Funny how one thing leads to another.  There was I chatting about politics, and this led me to talking about food.   As if I want to talk about much else, but sometimes even a woman (that's me folks) can be a little less 'domestic' and more 'worldly'. Or should I know my place?

My place seems firmly set in the Goode kitchen, with a respite in the living room sitting in my chair watching TV (but even that is mostly cookery progs.).  Have taken a liking to watching Anna Olsen's series on baking (Food Network) as particularly like her way of taking a basic recipe, showing us how to make/bake this, and then she moves on to show other ways to improve, ending with something really spectacular.  This is something UK cooks should do - show us how to make a basic (pref savoury) dish, then demonstrate how to improve it, and finally serve it 'gourmet style'.

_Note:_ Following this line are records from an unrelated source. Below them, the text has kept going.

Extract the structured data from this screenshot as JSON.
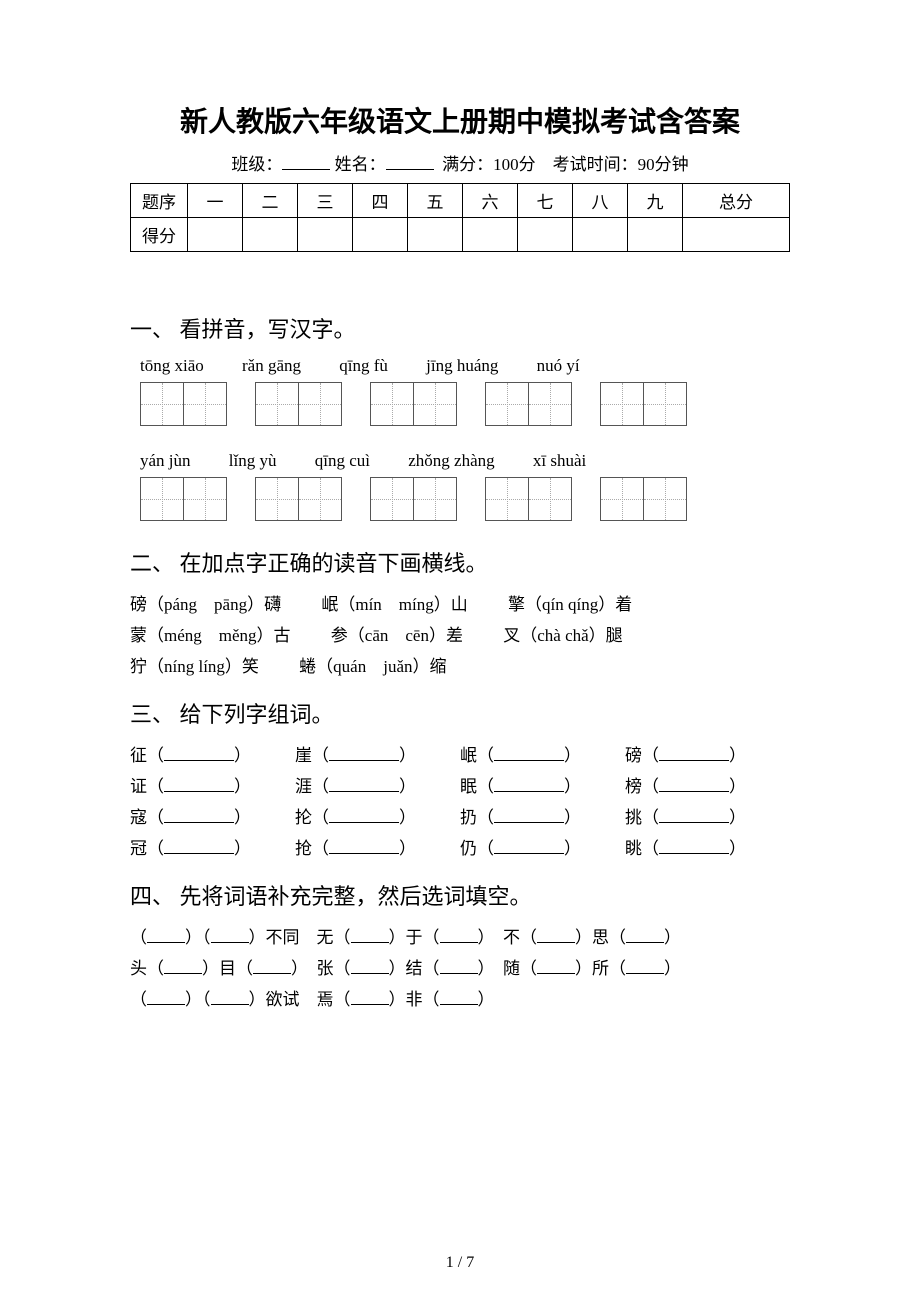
{
  "title": "新人教版六年级语文上册期中模拟考试含答案",
  "subtitle": {
    "class_label": "班级：",
    "name_label": "姓名：",
    "full_label": "满分：100分",
    "time_label": "考试时间：90分钟"
  },
  "score_table": {
    "row1": [
      "题序",
      "一",
      "二",
      "三",
      "四",
      "五",
      "六",
      "七",
      "八",
      "九",
      "总分"
    ],
    "row2_label": "得分"
  },
  "q1": {
    "heading": "一、 看拼音，写汉字。",
    "row1_pinyin": [
      "tōng xiāo",
      "rǎn gāng",
      "qīng fù",
      "jīng huáng",
      "nuó yí"
    ],
    "row2_pinyin": [
      "yán jùn",
      "lǐng yù",
      "qīng cuì",
      "zhǒng zhàng",
      "xī shuài"
    ]
  },
  "q2": {
    "heading": "二、 在加点字正确的读音下画横线。",
    "lines": [
      [
        {
          "char": "磅",
          "opts": "（páng　pāng）",
          "tail": "礴"
        },
        {
          "char": "岷",
          "opts": "（mín　míng）",
          "tail": "山"
        },
        {
          "char": "擎",
          "opts": "（qín qíng）",
          "tail": "着"
        }
      ],
      [
        {
          "char": "蒙",
          "opts": "（méng　měng）",
          "tail": "古"
        },
        {
          "char": "参",
          "opts": "（cān　cēn）",
          "tail": "差"
        },
        {
          "char": "叉",
          "opts": "（chà chǎ）",
          "tail": "腿"
        }
      ],
      [
        {
          "char": "狞",
          "opts": "（níng líng）",
          "tail": "笑"
        },
        {
          "char": "蜷",
          "opts": "（quán　juǎn）",
          "tail": "缩"
        }
      ]
    ]
  },
  "q3": {
    "heading": "三、 给下列字组词。",
    "rows": [
      [
        "征",
        "崖",
        "岷",
        "磅"
      ],
      [
        "证",
        "涯",
        "眠",
        "榜"
      ],
      [
        "寇",
        "抡",
        "扔",
        "挑"
      ],
      [
        "冠",
        "抢",
        "仍",
        "眺"
      ]
    ]
  },
  "q4": {
    "heading": "四、 先将词语补充完整，然后选词填空。",
    "lines": [
      "（___）（___）不同　无（___）于（___）　不（___）思（___）",
      "头（___）目（___）　张（___）结（___）　随（___）所（___）",
      "（___）（___）欲试　焉（___）非（___）"
    ]
  },
  "page_num": "1 / 7"
}
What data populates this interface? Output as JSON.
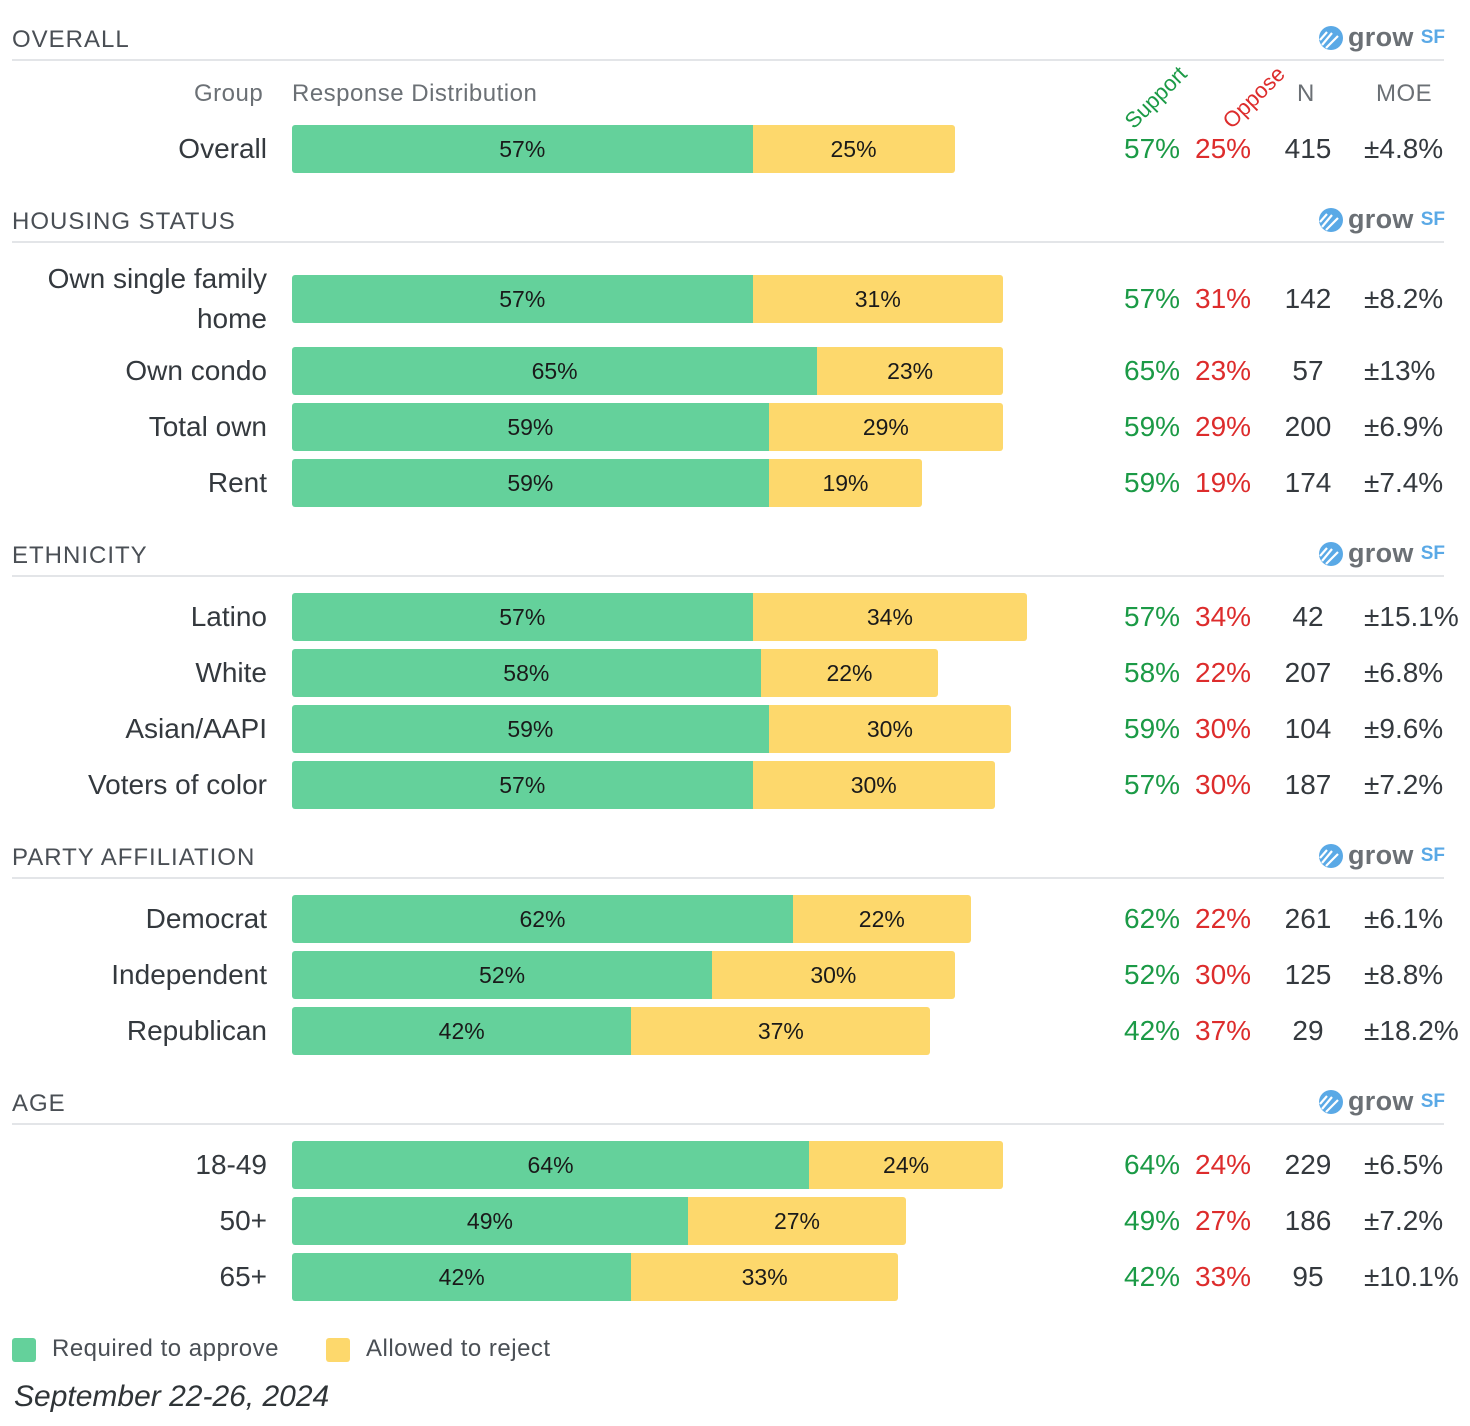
{
  "colors": {
    "support": "#64d19b",
    "oppose": "#fdd86c",
    "support_text": "#1b9a46",
    "oppose_text": "#dd2c2c"
  },
  "headers": {
    "group": "Group",
    "distribution": "Response Distribution",
    "support": "Support",
    "oppose": "Oppose",
    "n": "N",
    "moe": "MOE"
  },
  "logo": {
    "word": "grow",
    "suffix": "SF"
  },
  "legend": {
    "support": "Required to approve",
    "oppose": "Allowed to reject"
  },
  "date": "September 22-26, 2024",
  "chart_data": {
    "type": "bar",
    "orientation": "horizontal-stacked",
    "scale_max_percent": 100,
    "series": [
      {
        "name": "Required to approve",
        "color": "#64d19b"
      },
      {
        "name": "Allowed to reject",
        "color": "#fdd86c"
      }
    ],
    "sections": [
      {
        "title": "OVERALL",
        "rows": [
          {
            "label": "Overall",
            "support": 57,
            "oppose": 25,
            "n": "415",
            "moe": "±4.8%"
          }
        ]
      },
      {
        "title": "HOUSING STATUS",
        "rows": [
          {
            "label": "Own single family home",
            "support": 57,
            "oppose": 31,
            "n": "142",
            "moe": "±8.2%"
          },
          {
            "label": "Own condo",
            "support": 65,
            "oppose": 23,
            "n": "57",
            "moe": "±13%"
          },
          {
            "label": "Total own",
            "support": 59,
            "oppose": 29,
            "n": "200",
            "moe": "±6.9%"
          },
          {
            "label": "Rent",
            "support": 59,
            "oppose": 19,
            "n": "174",
            "moe": "±7.4%"
          }
        ]
      },
      {
        "title": "ETHNICITY",
        "rows": [
          {
            "label": "Latino",
            "support": 57,
            "oppose": 34,
            "n": "42",
            "moe": "±15.1%"
          },
          {
            "label": "White",
            "support": 58,
            "oppose": 22,
            "n": "207",
            "moe": "±6.8%"
          },
          {
            "label": "Asian/AAPI",
            "support": 59,
            "oppose": 30,
            "n": "104",
            "moe": "±9.6%"
          },
          {
            "label": "Voters of color",
            "support": 57,
            "oppose": 30,
            "n": "187",
            "moe": "±7.2%"
          }
        ]
      },
      {
        "title": "PARTY AFFILIATION",
        "rows": [
          {
            "label": "Democrat",
            "support": 62,
            "oppose": 22,
            "n": "261",
            "moe": "±6.1%"
          },
          {
            "label": "Independent",
            "support": 52,
            "oppose": 30,
            "n": "125",
            "moe": "±8.8%"
          },
          {
            "label": "Republican",
            "support": 42,
            "oppose": 37,
            "n": "29",
            "moe": "±18.2%"
          }
        ]
      },
      {
        "title": "AGE",
        "rows": [
          {
            "label": "18-49",
            "support": 64,
            "oppose": 24,
            "n": "229",
            "moe": "±6.5%"
          },
          {
            "label": "50+",
            "support": 49,
            "oppose": 27,
            "n": "186",
            "moe": "±7.2%"
          },
          {
            "label": "65+",
            "support": 42,
            "oppose": 33,
            "n": "95",
            "moe": "±10.1%"
          }
        ]
      }
    ]
  }
}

Have a busy week ahead of me as have several trips 'out' (surgery, kitchen shop, supermarket...) then time taken by Norma the Hair tomorrow (instead of Thursday as she can't then do it), and not sure yet whether I'll be taking 'time off' to watch the funeral on Wednesday.  Maybe I should, out of respect, but am a bit afraid there might be trouble 'en route', and don't wish to see any of that.
So any time I have left I'll be busy doing 'cooking and chores'.

One recipe today, a simple one but the type that helps to put a bit more 'life' into what could be a rather bland dish.  Serve this with something simple as steamed white fish, or a slender chicken 'escalope'.
Spiced Rice:  serves 4
5 oz (150g) easy-cook long-grain rice
1 tblsp curry powder (or curry paste)
2 oz (50g) frozen peas
half a red bell pepper, diced
Put the rice, curry powder (or paste), peas, and pepper into a pan of boiling water, then simmer for 10 minutes or until the rice is just tender.  Drain well, then serve with what you will.

Another windy day, but brightening up so hopefully no rain.  The buds on the lilac bush are now very visible, but still no sign of any on our apple tree.  Normally, this time of year trees are beginning to show spring growth, and look really lovely.  If it wasn't for the spring bulbs, and now the forsythia flowering, you would think it was still winter.

Despite being busy, will return each day this week to meet up with you for our daily 'get-together', although my blog may be shorter than normal.  Much depends on what time I wake each morning.  Keep those comments coming, and I'll make sure of finding time to answer any queries.  TTFN.